16 The Training Process - Callbacks - 《The fastai book》

Callbacks
- Creating a Callback
- Callback Ordering and Exceptions

Callbacks

Sometimes you need to change how things work a little bit. In fact, we have already seen examples of this: Mixup, fp16 training, resetting the model after each epoch for training RNNs, and so forth. How do we go about making these kinds of tweaks to the training process?

We’ve seen the basic training loop, which, with the help of the Optimizer class, looks like this for a single epoch:

for xb,yb in dl:
    loss = loss_func(model(xb), yb)
    loss.backward()
    opt.step()
    opt.zero_grad()

<> shows how to picture that.

The usual way for deep learning practitioners to customize the training loop is to make a copy of an existing training loop, and then insert the code necessary for their particular changes into it. This is how nearly all code that you find online will look. But it has some very serious problems.

It’s not very likely that some particular tweaked training loop is going to meet your particular needs. There are hundreds of changes that can be made to a training loop, which means there are billions and billions of possible permutations. You can’t just copy one tweak from a training loop here, another from a training loop there, and expect them all to work together. Each will be based on different assumptions about the environment that it’s working in, use different naming conventions, and expect the data to be in different formats.

We need a way to allow users to insert their own code at any part of the training loop, but in a consistent and well-defined way. Computer scientists have already come up with an elegant solution: the callback. A callback is a piece of code that you write, and inject into another piece of code at some predefined point. In fact, callbacks have been used with deep learning training loops for years. The problem is that in previous libraries it was only possible to inject code in a small subset of places where this may have been required, and, more importantly, callbacks were not able to do all the things they needed to do.

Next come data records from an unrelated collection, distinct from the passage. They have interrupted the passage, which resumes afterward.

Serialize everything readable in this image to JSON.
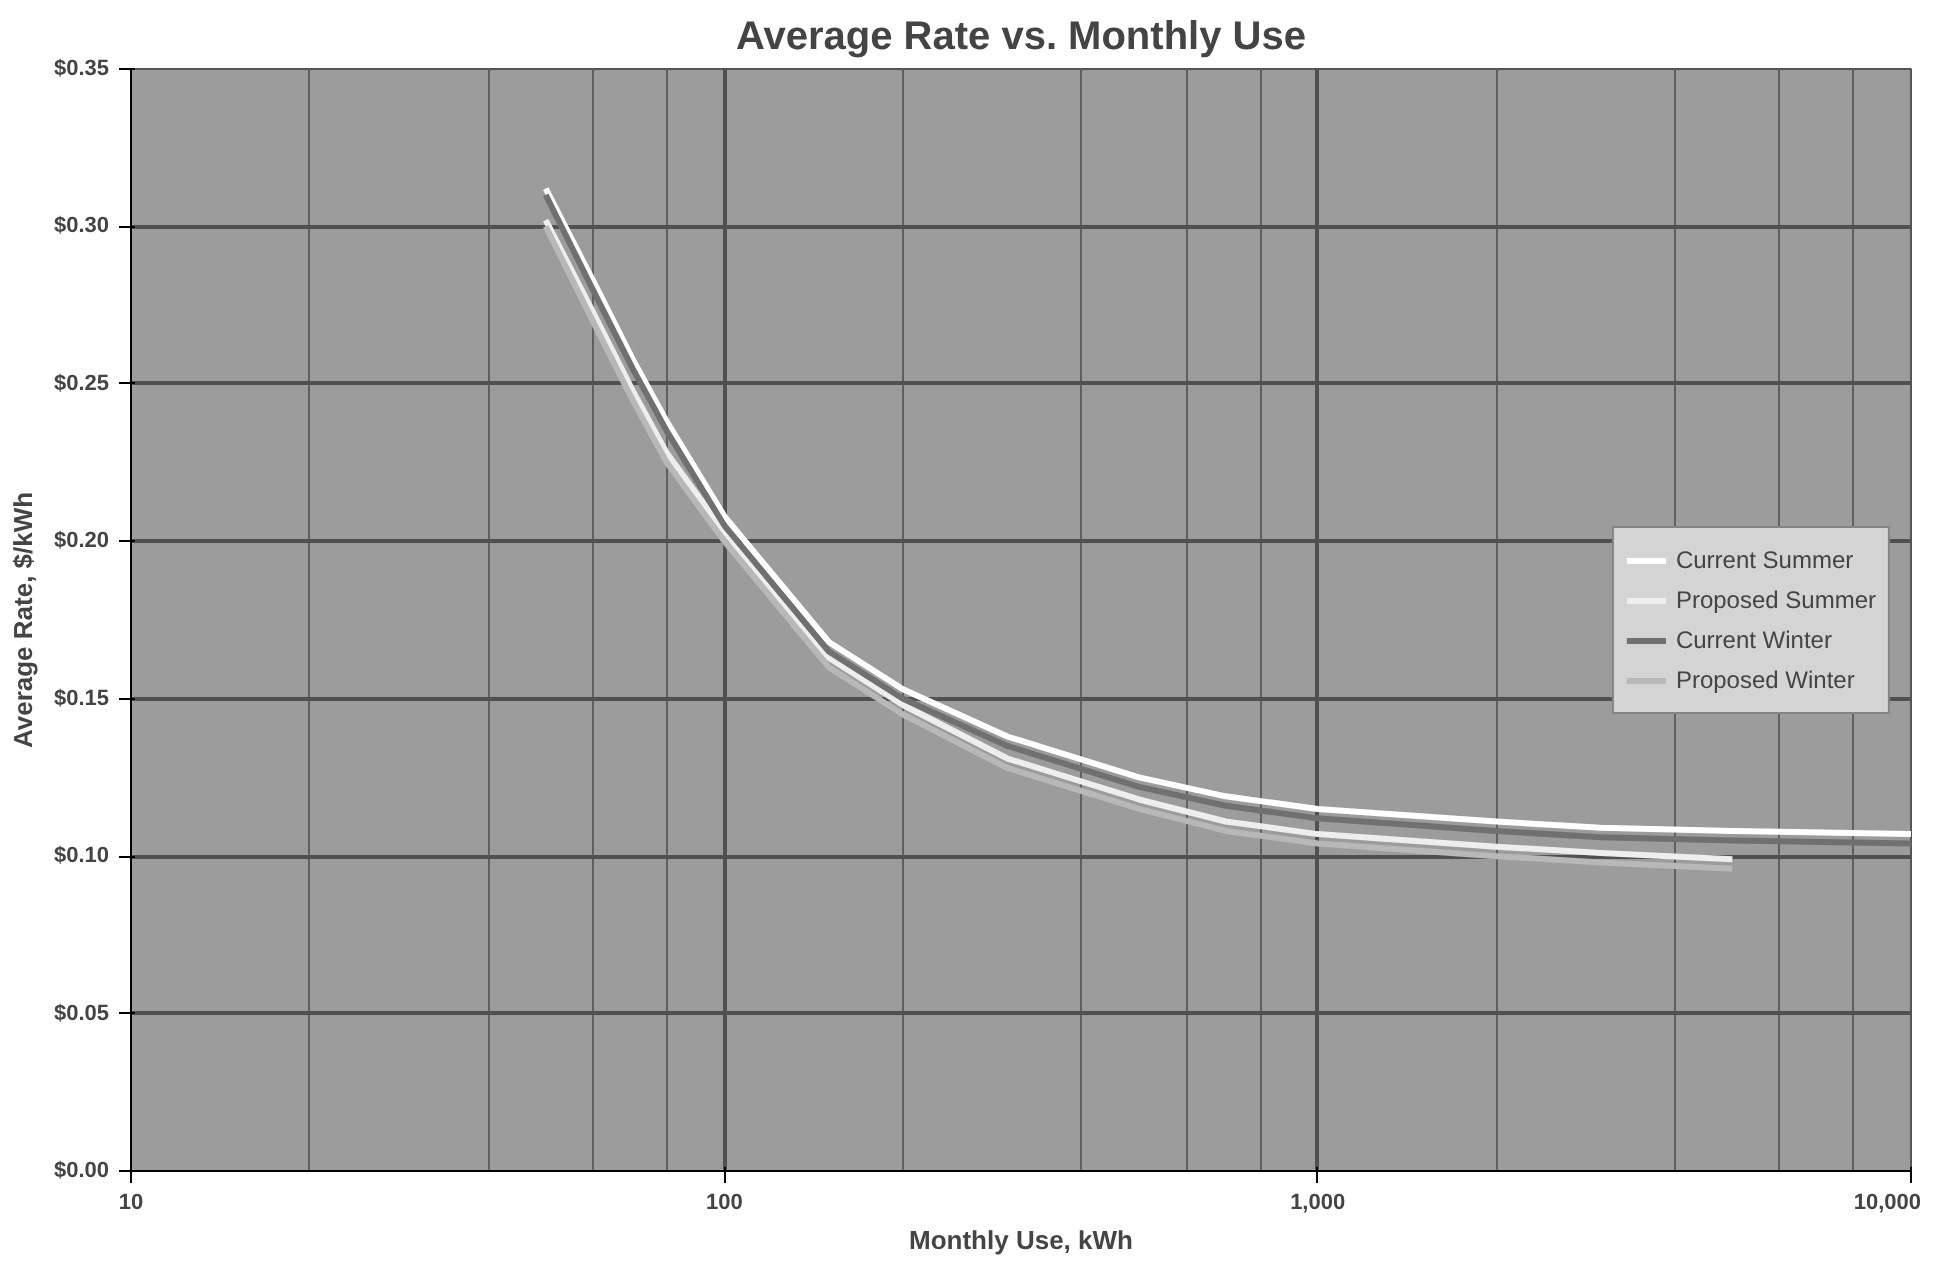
{
  "chart_data": {
    "type": "line",
    "title": "Average Rate vs. Monthly Use",
    "xlabel": "Monthly Use, kWh",
    "ylabel": "Average Rate, $/kWh",
    "log": "x",
    "xlim": [
      10,
      10000
    ],
    "xticks": [
      10,
      100,
      {
        "value": 1000,
        "label": "1,000"
      },
      {
        "value": 10000,
        "label": "10,000"
      }
    ],
    "ylim": [
      0,
      0.35
    ],
    "yticks": [
      {
        "value": 0,
        "label": "$0.00"
      },
      {
        "value": 0.05,
        "label": "$0.05"
      },
      {
        "value": 0.1,
        "label": "$0.10"
      },
      {
        "value": 0.15,
        "label": "$0.15"
      },
      {
        "value": 0.2,
        "label": "$0.20"
      },
      {
        "value": 0.25,
        "label": "$0.25"
      },
      {
        "value": 0.3,
        "label": "$0.30"
      },
      {
        "value": 0.35,
        "label": "$0.35"
      }
    ],
    "grid": true,
    "legend": "right",
    "x": [
      50,
      60,
      70,
      80,
      100,
      150,
      200,
      300,
      500,
      700,
      1000,
      2000,
      3000,
      5000,
      10000
    ],
    "series": [
      {
        "name": "Current Summer",
        "color": "#ffffff",
        "values": [
          0.312,
          0.283,
          0.258,
          0.238,
          0.208,
          0.168,
          0.153,
          0.138,
          0.125,
          0.119,
          0.115,
          0.111,
          0.109,
          0.108,
          0.107
        ]
      },
      {
        "name": "Proposed Summer",
        "color": "#eeeeee",
        "values": [
          0.302,
          0.273,
          0.248,
          0.228,
          0.203,
          0.163,
          0.148,
          0.131,
          0.118,
          0.111,
          0.107,
          0.103,
          0.101,
          0.099,
          null
        ]
      },
      {
        "name": "Current Winter",
        "color": "#707070",
        "values": [
          0.31,
          0.28,
          0.255,
          0.235,
          0.205,
          0.165,
          0.15,
          0.135,
          0.122,
          0.116,
          0.112,
          0.108,
          0.106,
          0.105,
          0.104
        ]
      },
      {
        "name": "Proposed Winter",
        "color": "#b8b8b8",
        "values": [
          0.3,
          0.27,
          0.245,
          0.225,
          0.2,
          0.16,
          0.145,
          0.128,
          0.115,
          0.108,
          0.104,
          0.1,
          0.098,
          0.096,
          null
        ]
      }
    ]
  }
}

In order to be just as flexible as manually copying and pasting a training loop and directly inserting code into it, a callback must be able to read every possible piece of information available in the training loop, modify all of it as needed, and fully control when a batch, epoch, or even the whole training loop should be terminated. fastai is the first library to provide all of this functionality. It modifies the training loop so it looks like <>.

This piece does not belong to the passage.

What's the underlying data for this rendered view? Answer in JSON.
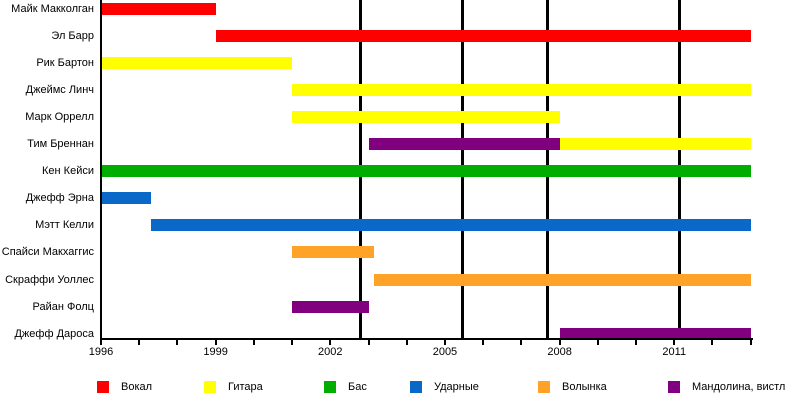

The real effectiveness of this approach has been borne out over the last couple of years—it has turned out that, by using the fastai callback system, we were able to implement every single new paper we tried and fulfilled every user request for modifying the training loop. The training loop itself has not required modifications. <> shows just a few of the callbacks that have been added.

The reason that this is important is because it means that whatever idea we have in our head, we can implement it. We need never dig into the source code of PyTorch or fastai and hack together some one-off system to try out our ideas. And when we do implement our own callbacks to develop our own ideas, we know that they will work together with all of the other functionality provided by fastai–so we will get progress bars, mixed-precision training, hyperparameter annealing, and so forth.

Another advantage is that it makes it easy to gradually remove or add functionality and perform ablation studies. You just need to adjust the list of callbacks you pass along to your fit function.

As an example, here is the fastai source code that is run for each batch of the training loop:

try:
    self._split(b);                                  self('begin_batch')
    self.pred = self.model(*self.xb);                self('after_pred')
    self.loss = self.loss_func(self.pred, *self.yb); self('after_loss')
    if not self.training: return
    self.loss.backward();                            self('after_backward')
    self.opt.step();                                 self('after_step')
    self.opt.zero_grad()
except CancelBatchException:                         self('after_cancel_batch')
finally:                                             self('after_batch')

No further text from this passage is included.